La llamada a la conversión de los pecados y a la superación de la rutina espiritual es una constante en la Sagrada Escritura. En ocasiones, los cristianos podemos olvidar que esta invitación al cambio de rumbo para volver la vista y el corazón al Dios verdadero ocupa el centro de la predicación de Jesús y forma parte de la experiencia interior de los santos.
En un mundo como el nuestro, en el que pocos se sienten pecadores, es preciso que recuperemos la conciencia de pecado y asumamos la responsabilidad por el bien común de la sociedad. Aunque no seamos conscientes de ello o intentemos culpar a los demás de todos los males, la Palabra de Dios nos recuerda que todos somos pecadores, que nadie puede tirar la primera piedra sobre su hermano sin mirar antes a su interior.

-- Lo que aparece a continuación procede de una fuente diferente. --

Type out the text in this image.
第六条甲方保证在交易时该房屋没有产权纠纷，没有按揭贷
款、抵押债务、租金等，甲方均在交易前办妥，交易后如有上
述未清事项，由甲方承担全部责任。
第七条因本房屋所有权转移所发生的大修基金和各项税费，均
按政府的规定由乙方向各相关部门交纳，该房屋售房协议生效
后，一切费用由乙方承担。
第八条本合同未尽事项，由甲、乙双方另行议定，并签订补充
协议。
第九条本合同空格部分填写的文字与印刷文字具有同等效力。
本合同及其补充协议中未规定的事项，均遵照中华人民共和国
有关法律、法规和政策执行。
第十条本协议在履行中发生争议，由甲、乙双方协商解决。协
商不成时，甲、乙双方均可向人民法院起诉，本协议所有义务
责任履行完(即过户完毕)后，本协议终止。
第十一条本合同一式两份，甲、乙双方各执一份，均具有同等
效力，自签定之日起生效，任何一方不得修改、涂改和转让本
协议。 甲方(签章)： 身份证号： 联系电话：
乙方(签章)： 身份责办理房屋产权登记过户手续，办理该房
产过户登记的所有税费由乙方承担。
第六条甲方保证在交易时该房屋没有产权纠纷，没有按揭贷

Dios, que es el único que puede perdonar los pecados, ha querido que su perdón llegue a cada ser humano por medio de Jesucristo y de la Iglesia. Al ser el único con el poder de perdonar los pecados, es también el único que puede confiar a otros el poder de perdonarlos en su nombre: “Lo que ates en la tierra quedará atado en el cielo y lo que desates en la tierra quedará desatado en el cielo” (Mt 16, 19-20).
Para ofrecer este perdón a todos los hombres, Jesucristo instituyó el sacramento de la penitencia o de la reconciliación. Mediante la celebración de este sacramento, todos podemos acercarnos a recibir del confesor el perdón de los pecados graves cometidos
después del bautismo y restablecer la comunión eclesial y eucarística (CIC 1446). En nombre de Cristo, la Iglesia nos anuncia y nos concede el perdón de nuestros pecados, pero este perdón requiere previamente el dolor por haber ofendido a Dios y a los hermanos, el arrepentimiento de las ofensas y el sometimiento de nuestra penitencia al juicio de quien nos ofrece el perdón en nombre de Dios.
Todos, yo el primero, necesitamos un tiempo para preparar y celebrar el sacramento de la penitencia, reconociendo la centralidad de Dios en nuestra vida y asumiendo nuestra condición de pecadores. La celebración de este sacramento es una gran ayuda para crecer en la renovación interior de nuestra mente y para experimentar la alegría del encuentro con el amor de Dios. Quien se considera justo o piensa que no tiene pecado nunca podrá vivir la experiencia del abrazo misericordioso de Dios, que siempre nos espera con los brazos abiertos para ofrecernos su amor.
Si vivimos en actitud de sincera conversión a Dios y a los hermanos, otras muchas cosas que necesitamos, para crecer espiritualmente y para avanzar en la identificación con Jesucristo, Dios nos las concederá por añadidura. De este modo, podremos vivir con gozo y esperanza nuestra condición de hijos de Dios y de miembros vivos de su Iglesia.
Con mi sincero afecto y estima, feliz día del Señor.